Mysterious illness linked to vaping hits 14 US states

Almost 100 cases of mysterious lung illnesses across 14 US states have been linked to vaping by health officials – including products containing cannabis.

Many of the patients are teens and young adults and symptoms
include difficulty breathing, a cough, vomiting, fever and chest pain, reports the
Washington Post.
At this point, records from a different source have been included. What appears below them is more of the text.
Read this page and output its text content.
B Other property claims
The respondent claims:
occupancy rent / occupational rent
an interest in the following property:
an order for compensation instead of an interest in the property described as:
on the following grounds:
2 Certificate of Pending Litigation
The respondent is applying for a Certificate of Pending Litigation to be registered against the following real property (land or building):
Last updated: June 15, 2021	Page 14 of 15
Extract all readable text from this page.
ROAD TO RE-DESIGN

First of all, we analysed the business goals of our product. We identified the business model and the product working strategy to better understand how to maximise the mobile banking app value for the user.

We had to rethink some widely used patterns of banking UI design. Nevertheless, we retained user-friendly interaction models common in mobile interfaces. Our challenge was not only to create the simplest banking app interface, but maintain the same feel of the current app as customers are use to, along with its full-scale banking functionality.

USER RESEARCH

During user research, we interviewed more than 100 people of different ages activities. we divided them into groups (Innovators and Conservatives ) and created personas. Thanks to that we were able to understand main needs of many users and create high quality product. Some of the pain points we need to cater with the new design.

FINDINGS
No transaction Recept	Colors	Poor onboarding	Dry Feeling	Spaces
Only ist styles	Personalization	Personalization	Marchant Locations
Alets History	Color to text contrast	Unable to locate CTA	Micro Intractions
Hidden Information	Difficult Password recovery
Many of those affected have been hospitalised and some were
placed on ventilators.

At least 31 cases have been confirmed and dozens more are
under investigation.

The Centers for Disease Control and Prevention (CDC) told
the paper officials are working with health departments in California,
Illinois, Indiana, Minnesota and Wisconsin after “a cluster of pulmonary
illnesses linked to e-cigarette use”.

CDC officials said they were probing 94 possible cases in 14
states but there is no evidence of an infectious disease.

Patients have described vaping a variety of substances, including nicotine and cannabis-based products. The outbreak has not been linked to a single source.

E-cigarettes are generally thought to be safer than cigarettes,
which kill up to half of all lifetime users, according to the World Health
Organization.

But the long-term health effects of the devices are still
largely unknown. In April, the US Food and Drug Administration began an
investigation into seizures among e-cigarette users.

Emily Chapman, chief medical officer at Children’s
Minnesota, which has cared for four teens with lung illnesses, told the
Washington Post: “We haven’t had that kind of history with vaping to be able to
assure anyone — teens included — that this is a safe practice.”